Garon observe que les Allemands se sont battus comme des samouraïs, sacrifiant tout même lorsqu'ils savaient que c'était pour une cause perdante. Alors que l'on parle beaucoup des autorités japonaises qui forment des femmes et des enfants à résister aux envahisseurs américains avec des bâtons de bambou, Garon note que personne ne l'a jamais fait. En revanche, l'Allemagne a pris des mesures désespérées, recourant à une mobilisation totale et déployant ces conscrits non entraînés sur les champs de bataille où beaucoup sont morts ou ont été blessés.

Les diplomates japonais en Europe ont été choqués par la dévastation de l'Allemagne et ont fait part de leurs inquiétudes quant à la stratégie de lutte d'Hitler jusqu'au bout. Ils déconseillaient d'imiter les Allemands et conseillaient ainsi implicitement de se rendre pour l'intérêt national. Mais trouver une sortie avec dignité s'est avéré insaisissable.

Garon attribue la capitulation tardive du Japon à l'intransigeance militaire et à l'incompétence diplomatique, une hésitation qui a soumis le Japon à une dévastation inutile.

Enfin, c'est l'entrée en guerre des Soviétiques et les bombardements atomiques qui précipitent une capitulation précipitée.

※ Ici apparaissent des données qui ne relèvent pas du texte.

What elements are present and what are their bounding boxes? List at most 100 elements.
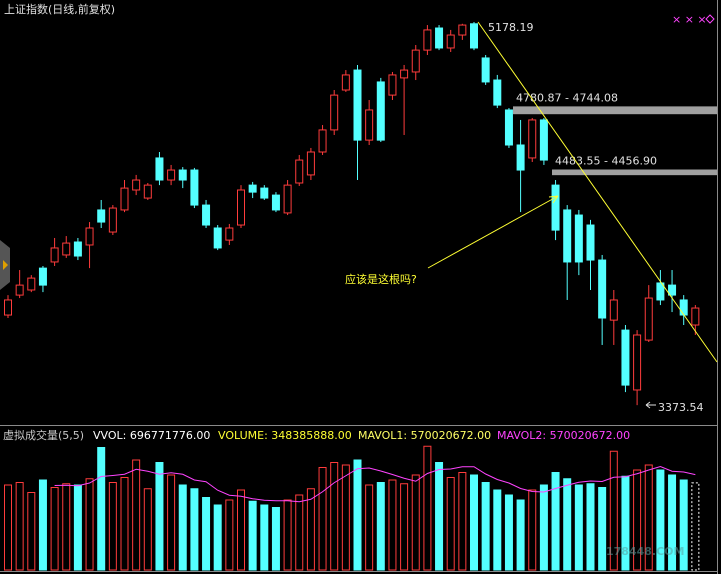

Mais c'était en retard car les signes de défaite, y compris une série de revers dévastateurs sur le front intérieur, s'accumulaient depuis un certain temps : des bombardements sans fin, des pénuries croissantes de nourriture en raison du blocus américain « Opération famine », des endeuillés. les familles et la subversion des gens qui votent avec leurs pieds. Il n'y avait aucune envie de subir le sort des nazis ou de soumettre la nation à une ruine plus cauchemardesque.

Alors que le public ne voulait plus endurer la guerre, quel choix avaient l'empereur et ses conseillers si la maison impériale devait survivre ?

Jeff Kingston est le directeur des études asiatiques, Temple University Japan.